O novo material também reforça que sempre permearam as conversas com autoridades estrangeiras os percentuais que ficariam à disposição da "lava jato" sobre o valor das penalidades aplicadas no exterior contra empresas brasileiras, como a própria Odebrecht. O acordo de leniência da empreiteira, inclusive, foi amplamente debatido entre os procuradores da "lava jato" e autoridades suíças e norte-americanas.

As mensagens indicam que houve diversas reuniões e trocas de documentos, inclusive por e-mail, entre os membros da força tarefa e autoridades da Suíça e dos Estados Unidos, conforme a petição dos advogados de Lula: "Um ponto sempre relevante é do 'asset sharing', ou seja, o percentual da penalidade que ficaria com cada um dos envolvidos".

Em conversa em 8 de dezembro de 2016, um procurador pede aos demais colegas o e-mail de um membro do MP suíço que estava em uma reunião em Curitiba que discutiu justamente os percentuais de 'asset sharing' que iriam para os EUA e para a Suíça no caso Odebrecht. "Como pode a 'lava jato' ocultar esse material da defesa técnica do reclamante ou dizer a esse Supremo Tribunal Federal que nada disso ocorreu?", questiona a defesa de Lula.

Em um determinado momento, os próprios procuradores tratam a negociação como um "acordo trilateral", envolvendo Brasil, EUA e Suíça. As mensagens mostram "atuação dos procuradores da República da 'lava jato' nessa frente, o que foi indevidamente negado a esse Supremo Tribunal Federal", sustenta a petição.

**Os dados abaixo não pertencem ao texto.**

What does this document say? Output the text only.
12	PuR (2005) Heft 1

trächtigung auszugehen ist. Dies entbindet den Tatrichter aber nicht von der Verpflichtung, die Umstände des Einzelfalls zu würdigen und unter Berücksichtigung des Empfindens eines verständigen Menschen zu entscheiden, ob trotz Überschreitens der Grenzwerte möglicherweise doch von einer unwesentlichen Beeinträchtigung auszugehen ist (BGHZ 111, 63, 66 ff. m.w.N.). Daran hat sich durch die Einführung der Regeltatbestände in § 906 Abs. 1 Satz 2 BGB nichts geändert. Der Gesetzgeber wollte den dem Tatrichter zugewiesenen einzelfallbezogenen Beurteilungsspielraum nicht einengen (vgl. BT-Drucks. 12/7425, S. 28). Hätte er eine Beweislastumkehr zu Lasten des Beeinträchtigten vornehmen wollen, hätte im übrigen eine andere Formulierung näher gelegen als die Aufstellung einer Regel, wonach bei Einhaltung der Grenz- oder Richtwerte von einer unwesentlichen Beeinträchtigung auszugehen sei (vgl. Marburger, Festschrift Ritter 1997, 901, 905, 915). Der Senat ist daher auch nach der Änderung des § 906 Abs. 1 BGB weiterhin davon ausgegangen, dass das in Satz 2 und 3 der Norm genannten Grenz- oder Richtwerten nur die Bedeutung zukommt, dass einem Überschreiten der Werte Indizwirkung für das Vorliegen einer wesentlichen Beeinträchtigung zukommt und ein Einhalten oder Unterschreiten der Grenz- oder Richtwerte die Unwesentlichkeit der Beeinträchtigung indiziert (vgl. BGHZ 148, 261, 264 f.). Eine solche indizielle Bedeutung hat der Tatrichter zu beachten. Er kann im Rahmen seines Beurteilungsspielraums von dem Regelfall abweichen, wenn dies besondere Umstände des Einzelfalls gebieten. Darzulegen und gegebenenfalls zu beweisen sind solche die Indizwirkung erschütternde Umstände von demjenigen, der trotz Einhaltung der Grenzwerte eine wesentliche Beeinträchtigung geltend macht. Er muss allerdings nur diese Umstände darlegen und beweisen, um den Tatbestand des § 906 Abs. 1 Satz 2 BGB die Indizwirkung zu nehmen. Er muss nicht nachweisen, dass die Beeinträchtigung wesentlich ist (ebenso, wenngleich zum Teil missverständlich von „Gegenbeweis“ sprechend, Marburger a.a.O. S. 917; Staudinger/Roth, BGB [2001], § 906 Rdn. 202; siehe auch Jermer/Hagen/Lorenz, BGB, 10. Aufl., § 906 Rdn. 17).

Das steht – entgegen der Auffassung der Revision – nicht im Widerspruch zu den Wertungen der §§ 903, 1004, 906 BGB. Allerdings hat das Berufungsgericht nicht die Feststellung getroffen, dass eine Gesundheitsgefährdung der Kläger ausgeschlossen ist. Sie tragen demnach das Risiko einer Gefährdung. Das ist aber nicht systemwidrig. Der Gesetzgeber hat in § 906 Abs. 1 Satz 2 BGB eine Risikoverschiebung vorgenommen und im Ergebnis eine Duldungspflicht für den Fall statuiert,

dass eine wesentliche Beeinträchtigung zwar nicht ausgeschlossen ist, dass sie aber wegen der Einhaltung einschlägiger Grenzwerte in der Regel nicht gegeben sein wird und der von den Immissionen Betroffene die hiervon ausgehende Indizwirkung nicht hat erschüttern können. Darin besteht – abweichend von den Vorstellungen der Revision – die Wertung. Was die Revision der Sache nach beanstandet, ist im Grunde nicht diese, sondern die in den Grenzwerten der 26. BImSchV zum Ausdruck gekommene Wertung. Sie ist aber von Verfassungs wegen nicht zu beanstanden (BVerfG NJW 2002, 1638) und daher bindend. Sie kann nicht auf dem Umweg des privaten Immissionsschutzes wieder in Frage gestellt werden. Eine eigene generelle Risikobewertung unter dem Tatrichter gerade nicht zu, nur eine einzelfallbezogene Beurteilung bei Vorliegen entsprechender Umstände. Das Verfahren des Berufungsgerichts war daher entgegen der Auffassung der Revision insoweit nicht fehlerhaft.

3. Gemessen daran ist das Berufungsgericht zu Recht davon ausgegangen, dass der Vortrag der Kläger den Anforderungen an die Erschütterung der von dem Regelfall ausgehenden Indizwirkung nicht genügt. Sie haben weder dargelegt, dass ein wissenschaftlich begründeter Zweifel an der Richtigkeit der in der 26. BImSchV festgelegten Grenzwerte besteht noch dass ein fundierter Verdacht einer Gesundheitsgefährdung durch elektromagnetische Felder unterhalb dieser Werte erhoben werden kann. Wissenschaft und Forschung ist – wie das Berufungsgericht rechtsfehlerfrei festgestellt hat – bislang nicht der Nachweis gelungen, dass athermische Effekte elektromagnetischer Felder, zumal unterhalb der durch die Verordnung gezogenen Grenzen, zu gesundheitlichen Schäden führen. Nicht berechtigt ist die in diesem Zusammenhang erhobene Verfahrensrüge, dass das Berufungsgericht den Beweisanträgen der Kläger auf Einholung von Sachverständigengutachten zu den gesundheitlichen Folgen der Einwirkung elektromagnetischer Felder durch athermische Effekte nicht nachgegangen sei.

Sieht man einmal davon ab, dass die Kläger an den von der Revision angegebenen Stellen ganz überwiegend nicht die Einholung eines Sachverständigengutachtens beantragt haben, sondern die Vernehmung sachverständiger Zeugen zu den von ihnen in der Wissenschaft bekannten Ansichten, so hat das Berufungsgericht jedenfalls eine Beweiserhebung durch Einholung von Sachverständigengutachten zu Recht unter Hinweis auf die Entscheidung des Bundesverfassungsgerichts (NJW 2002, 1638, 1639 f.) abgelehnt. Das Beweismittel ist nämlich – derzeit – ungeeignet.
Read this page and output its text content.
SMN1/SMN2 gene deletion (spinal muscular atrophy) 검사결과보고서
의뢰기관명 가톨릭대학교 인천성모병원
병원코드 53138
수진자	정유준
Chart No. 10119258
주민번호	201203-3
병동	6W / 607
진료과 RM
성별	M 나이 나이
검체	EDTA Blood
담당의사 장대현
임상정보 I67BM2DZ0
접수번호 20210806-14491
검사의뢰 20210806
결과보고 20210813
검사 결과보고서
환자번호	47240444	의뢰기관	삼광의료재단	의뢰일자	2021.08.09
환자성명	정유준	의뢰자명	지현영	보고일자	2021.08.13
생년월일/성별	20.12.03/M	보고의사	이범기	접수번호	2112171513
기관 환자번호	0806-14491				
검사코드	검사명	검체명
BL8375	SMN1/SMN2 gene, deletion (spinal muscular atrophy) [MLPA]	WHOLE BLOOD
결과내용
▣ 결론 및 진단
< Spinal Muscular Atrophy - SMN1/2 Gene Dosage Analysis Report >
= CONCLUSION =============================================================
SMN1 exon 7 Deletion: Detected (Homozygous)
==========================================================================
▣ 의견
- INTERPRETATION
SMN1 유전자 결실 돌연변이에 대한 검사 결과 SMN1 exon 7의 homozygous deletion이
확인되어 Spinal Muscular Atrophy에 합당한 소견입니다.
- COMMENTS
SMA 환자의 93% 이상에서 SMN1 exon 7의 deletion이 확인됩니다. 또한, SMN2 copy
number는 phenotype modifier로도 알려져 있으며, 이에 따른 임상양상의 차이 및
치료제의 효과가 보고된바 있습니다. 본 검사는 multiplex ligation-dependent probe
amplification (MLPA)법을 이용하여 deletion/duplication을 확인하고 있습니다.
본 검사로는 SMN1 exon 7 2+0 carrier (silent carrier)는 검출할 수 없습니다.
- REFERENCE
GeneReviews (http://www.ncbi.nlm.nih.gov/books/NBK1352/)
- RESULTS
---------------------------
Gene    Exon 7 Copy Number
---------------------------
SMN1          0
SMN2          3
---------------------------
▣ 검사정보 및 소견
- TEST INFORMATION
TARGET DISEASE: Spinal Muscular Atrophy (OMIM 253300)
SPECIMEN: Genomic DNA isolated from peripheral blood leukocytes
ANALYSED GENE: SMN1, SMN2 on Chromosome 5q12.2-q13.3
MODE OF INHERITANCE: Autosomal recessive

Todas essas informações foram apresentadas pela defesa do ex-presidente Lula, patrocinada por Cristiano ZaninValeska MartinsMaria de Lourdes Lopes e Eliakin Tatsuo, ao ministro Ricardo Lewandowski, relator de uma reclamação sobre a investigação de hackers que invadiram celulares de autoridades.

Acordo
O acordo de leniência que a Odebrecht assinou com o Ministério Público Federal em dezembro de 2016 previa a criação de uma conta judicial, sob responsabilidade da 13ª Vara Federal de Curitiba. O dinheiro ficaria à disposição do MPF, que daria aos recursos a destinação que quisesse. 

A construtora se comprometeu a pagar R$ 8,5 bilhões como multa por seus malfeitos. O dinheiro seria dividido pelo MPF entre ele mesmo, o Departamento de Justiça dos Estados Unidos (DoJ) e a Procuradoria-Geral da Suíça.